Hurricane Hannah by Sue Civil-Brown

Posted by Mrs Giggles on August 16, 2017 in 2 Oogies, Book Reviews, Genre: Contemporary

Hurricane Hannah by Sue Civil-Brown
Hurricane Hannah by Sue Civil-Brown

HQN, $6.99, ISBN 0-373-77114-2
Contemporary Romance, 2006

I stopped reading Sue Civil-Brown’s books when her romantic comedies stopped being romantic and focused more on over the top madcap antics instead. It was as if the author saw just how much money Janet Evanovich was rolling in back in the early 2000s and thought, “Hey, give me some of that!” It was just too much after a while. And given how long it has been, and how the TBR Review Challenge theme this month is books older than ten years, it seemed like a good idea to pick Hurricane Hannah out of the pile and see whether a different publisher made any difference to the author’s determination to make the world her personal clown school.

Interestingly, this book is copyrighted to both the author and a Cristian Brown.

Anyway, that’s neither here nor there. This one sees our heroine Hannah Lamont making an emergency landing at Treasure Island. Yes, that’s really the name of that place. She refurbishes and sells planes for a living, and somehow her latest delivery began leaking fuel while she was still in the air. Now, she is stuck in the island, forced to kill time as the locals fix her plane. During this time, she finds herself tangled up in the lives of the colorful locals as they go against the mean, bad corporate types who want to transform the island into a watered-down version of Las Vegas. On the other hand, there is a pleasant distraction in the form of Buck Shanahan, who is straight out of the cookie-cutter “I am a hotshot maverick pilot type who has an attitude and a swagger, and my mocking of a woman is a sign that I really want to have sex with her, so she should be flattered!” mold that we have all seen many times before in Romancing the Stone, Top Gun, those Indiana Jones movies, and more.

To enjoy this one, you will really need to love poker. Poker jargon fly all over the place, and everyone here makes decisions and settles differences over a game of poker. Also, you will have to warm up to the hero’s endearing ways of calling women like Hannah fifty shades of harlotry – Delilah and Valkyrie are some of the things he calls her, and I personally feel all these terms of endearment make Buck look like a relic from the 19th century rather than a modern day hotshot. Oh, and he and all the locals call Hannah “Stick”. It has to do with a game of poker, don’t ask me to explain.
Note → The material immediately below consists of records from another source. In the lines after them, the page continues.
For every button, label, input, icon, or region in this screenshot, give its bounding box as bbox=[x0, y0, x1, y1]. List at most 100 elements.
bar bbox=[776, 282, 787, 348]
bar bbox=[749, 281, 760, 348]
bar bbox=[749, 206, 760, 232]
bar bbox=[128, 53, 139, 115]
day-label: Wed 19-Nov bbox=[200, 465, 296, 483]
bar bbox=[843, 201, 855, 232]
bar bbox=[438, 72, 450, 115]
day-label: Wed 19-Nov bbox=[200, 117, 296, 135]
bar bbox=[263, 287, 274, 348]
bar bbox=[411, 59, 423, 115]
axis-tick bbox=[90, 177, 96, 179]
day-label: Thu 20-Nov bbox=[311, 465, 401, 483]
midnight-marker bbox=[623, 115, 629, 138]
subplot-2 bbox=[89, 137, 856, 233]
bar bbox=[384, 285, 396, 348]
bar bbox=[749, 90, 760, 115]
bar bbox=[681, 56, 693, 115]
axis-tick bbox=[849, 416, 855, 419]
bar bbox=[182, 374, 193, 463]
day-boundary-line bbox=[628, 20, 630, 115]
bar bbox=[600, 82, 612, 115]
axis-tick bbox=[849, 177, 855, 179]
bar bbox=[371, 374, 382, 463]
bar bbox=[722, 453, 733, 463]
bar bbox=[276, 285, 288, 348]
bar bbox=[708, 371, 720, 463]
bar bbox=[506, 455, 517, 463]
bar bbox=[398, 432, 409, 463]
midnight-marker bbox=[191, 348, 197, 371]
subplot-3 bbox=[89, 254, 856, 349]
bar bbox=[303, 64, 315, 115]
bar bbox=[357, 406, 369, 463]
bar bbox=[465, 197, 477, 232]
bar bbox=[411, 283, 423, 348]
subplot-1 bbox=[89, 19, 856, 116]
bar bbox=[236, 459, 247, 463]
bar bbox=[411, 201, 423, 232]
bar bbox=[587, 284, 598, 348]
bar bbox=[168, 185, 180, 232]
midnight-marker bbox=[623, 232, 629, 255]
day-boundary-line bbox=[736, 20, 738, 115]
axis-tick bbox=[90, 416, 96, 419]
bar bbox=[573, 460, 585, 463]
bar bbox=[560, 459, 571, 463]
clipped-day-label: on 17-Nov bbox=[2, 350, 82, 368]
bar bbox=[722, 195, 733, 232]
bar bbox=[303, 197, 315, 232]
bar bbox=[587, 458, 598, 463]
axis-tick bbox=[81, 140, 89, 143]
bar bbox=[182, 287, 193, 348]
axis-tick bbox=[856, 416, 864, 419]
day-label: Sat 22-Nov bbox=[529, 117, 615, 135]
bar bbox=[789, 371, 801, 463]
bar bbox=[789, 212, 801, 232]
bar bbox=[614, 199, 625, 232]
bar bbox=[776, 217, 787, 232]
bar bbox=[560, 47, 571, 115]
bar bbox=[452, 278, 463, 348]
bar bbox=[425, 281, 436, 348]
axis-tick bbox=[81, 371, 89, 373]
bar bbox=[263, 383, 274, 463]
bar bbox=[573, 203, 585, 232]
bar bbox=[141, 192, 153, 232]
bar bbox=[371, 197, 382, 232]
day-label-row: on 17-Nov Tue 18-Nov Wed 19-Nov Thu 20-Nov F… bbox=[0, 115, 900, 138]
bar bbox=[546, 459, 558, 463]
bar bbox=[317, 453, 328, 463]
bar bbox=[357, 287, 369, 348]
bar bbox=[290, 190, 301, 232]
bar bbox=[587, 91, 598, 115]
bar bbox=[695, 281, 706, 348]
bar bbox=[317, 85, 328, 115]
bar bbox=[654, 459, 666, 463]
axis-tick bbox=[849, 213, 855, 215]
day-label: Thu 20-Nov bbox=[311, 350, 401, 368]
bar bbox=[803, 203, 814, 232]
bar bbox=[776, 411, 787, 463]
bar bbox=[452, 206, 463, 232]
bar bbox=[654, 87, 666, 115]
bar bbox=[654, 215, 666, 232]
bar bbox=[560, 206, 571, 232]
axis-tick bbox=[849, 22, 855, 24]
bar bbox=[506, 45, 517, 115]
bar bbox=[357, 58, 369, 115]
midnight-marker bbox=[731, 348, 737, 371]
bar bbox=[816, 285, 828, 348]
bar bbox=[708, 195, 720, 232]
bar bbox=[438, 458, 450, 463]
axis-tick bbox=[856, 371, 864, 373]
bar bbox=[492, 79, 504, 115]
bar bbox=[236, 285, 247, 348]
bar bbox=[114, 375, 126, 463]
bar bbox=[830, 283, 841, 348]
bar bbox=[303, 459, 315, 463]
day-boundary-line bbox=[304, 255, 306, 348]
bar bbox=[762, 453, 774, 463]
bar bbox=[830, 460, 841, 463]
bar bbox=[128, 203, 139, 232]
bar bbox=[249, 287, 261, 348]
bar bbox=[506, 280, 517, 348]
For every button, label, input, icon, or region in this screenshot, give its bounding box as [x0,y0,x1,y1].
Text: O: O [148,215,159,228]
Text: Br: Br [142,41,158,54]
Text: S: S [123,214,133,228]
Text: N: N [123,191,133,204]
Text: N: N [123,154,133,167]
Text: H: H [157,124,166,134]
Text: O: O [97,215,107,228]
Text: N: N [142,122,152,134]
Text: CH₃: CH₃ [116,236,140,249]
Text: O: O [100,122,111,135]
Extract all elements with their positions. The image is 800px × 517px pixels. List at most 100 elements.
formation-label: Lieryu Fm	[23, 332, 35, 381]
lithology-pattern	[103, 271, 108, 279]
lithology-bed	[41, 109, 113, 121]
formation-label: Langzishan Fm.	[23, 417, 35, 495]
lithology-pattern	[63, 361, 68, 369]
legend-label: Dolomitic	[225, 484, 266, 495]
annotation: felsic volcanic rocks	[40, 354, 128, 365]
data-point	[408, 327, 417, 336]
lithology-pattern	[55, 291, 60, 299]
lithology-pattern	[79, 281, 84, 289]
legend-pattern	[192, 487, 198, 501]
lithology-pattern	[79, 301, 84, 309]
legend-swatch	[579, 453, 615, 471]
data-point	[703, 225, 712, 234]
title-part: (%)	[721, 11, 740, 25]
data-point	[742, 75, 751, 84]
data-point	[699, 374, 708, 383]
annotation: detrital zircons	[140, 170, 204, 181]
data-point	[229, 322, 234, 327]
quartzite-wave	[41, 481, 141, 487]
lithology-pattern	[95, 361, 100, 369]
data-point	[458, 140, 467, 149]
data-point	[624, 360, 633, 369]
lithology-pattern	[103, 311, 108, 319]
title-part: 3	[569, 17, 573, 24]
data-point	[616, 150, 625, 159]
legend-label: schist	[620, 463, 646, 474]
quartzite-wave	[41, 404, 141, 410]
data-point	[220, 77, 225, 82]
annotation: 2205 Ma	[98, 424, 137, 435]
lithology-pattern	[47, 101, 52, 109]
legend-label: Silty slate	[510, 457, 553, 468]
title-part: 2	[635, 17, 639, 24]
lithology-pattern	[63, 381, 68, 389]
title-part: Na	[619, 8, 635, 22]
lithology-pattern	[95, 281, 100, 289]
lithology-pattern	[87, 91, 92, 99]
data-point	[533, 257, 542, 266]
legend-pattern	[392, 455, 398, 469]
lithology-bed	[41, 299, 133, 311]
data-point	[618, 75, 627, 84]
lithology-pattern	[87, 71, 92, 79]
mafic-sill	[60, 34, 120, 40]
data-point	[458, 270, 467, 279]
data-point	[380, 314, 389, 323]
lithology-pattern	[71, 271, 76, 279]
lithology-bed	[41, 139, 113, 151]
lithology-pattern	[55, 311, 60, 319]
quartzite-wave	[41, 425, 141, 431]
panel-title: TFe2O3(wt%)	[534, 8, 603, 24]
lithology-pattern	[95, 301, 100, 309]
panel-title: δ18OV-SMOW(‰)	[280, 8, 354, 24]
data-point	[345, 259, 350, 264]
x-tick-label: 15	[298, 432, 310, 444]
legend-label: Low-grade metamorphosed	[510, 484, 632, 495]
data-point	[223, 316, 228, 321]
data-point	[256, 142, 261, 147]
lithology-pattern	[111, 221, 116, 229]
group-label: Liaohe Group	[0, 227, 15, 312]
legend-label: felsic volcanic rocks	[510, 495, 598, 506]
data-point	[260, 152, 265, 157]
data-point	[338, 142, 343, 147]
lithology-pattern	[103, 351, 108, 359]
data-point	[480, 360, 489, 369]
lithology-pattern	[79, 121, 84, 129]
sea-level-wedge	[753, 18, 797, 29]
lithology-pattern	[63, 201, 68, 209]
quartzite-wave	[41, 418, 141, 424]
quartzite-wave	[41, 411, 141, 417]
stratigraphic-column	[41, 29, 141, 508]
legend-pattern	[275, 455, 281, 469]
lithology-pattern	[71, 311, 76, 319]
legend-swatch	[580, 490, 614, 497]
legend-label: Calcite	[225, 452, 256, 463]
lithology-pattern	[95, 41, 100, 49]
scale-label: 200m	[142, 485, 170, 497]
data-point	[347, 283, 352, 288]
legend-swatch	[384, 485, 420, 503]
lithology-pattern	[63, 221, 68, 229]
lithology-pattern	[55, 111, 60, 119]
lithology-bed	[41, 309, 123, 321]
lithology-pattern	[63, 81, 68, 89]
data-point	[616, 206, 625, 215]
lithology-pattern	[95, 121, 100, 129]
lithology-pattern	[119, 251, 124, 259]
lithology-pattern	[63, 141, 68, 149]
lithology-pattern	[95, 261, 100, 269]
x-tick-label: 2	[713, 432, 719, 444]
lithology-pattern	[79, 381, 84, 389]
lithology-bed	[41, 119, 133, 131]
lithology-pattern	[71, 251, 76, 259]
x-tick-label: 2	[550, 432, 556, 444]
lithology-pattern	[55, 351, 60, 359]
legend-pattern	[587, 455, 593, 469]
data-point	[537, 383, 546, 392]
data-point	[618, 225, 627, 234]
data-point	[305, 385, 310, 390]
The romance is sort of just there – as I’ve mentioned, the author is more interested in bringing on the loonies than investing her time and energy on creating a believable romance. A lot of the relationship hinges on Hannah insisting that she likes Buck despite his constant mocking and belittling of her. Maybe she likes being treated that way, I guess.

Buck is one of the most self absorbed heroes I’ve come across in a while. Hannah survives what could have been an accident with her plane – and he spends a long time blaming her for ruining his card game and not wanting to give her any assistance if he can help it. He wants the island to remain a rustic place because he doesn’t like people – even if bringing in more tourists may actually improve the financial stability of his neighbors. Conveniently, he isn’t lacking for money, I’m just saying. Also, don’t mistake his “Keep everything green!” attitude as some kind of concern for the environment: both he and Hannah love their fuel-guzzling planes and you won’t see them complaining about how environmental unfriendly those things are.

The romance eventually settles to the background as the secondary characters’ lunacies take precedence. When Buster the Alligator is given its own POV and it starts thinking and plotting like a kooky human, that’s when I become convinced that the author must have really wanted to write sitcoms but a cruel twist of fate forces her to write icky romances instead. Even then, the humor is sort of iffy: it sometimes work, sometimes it can be really off. Hurricane Hannah has its moments, but once the author latches on to a humorous concept, she will beat that one to death and it soon turns into a grating kind of annoyance that just won’t stop or go away.

Oh well. At least the cover is cute.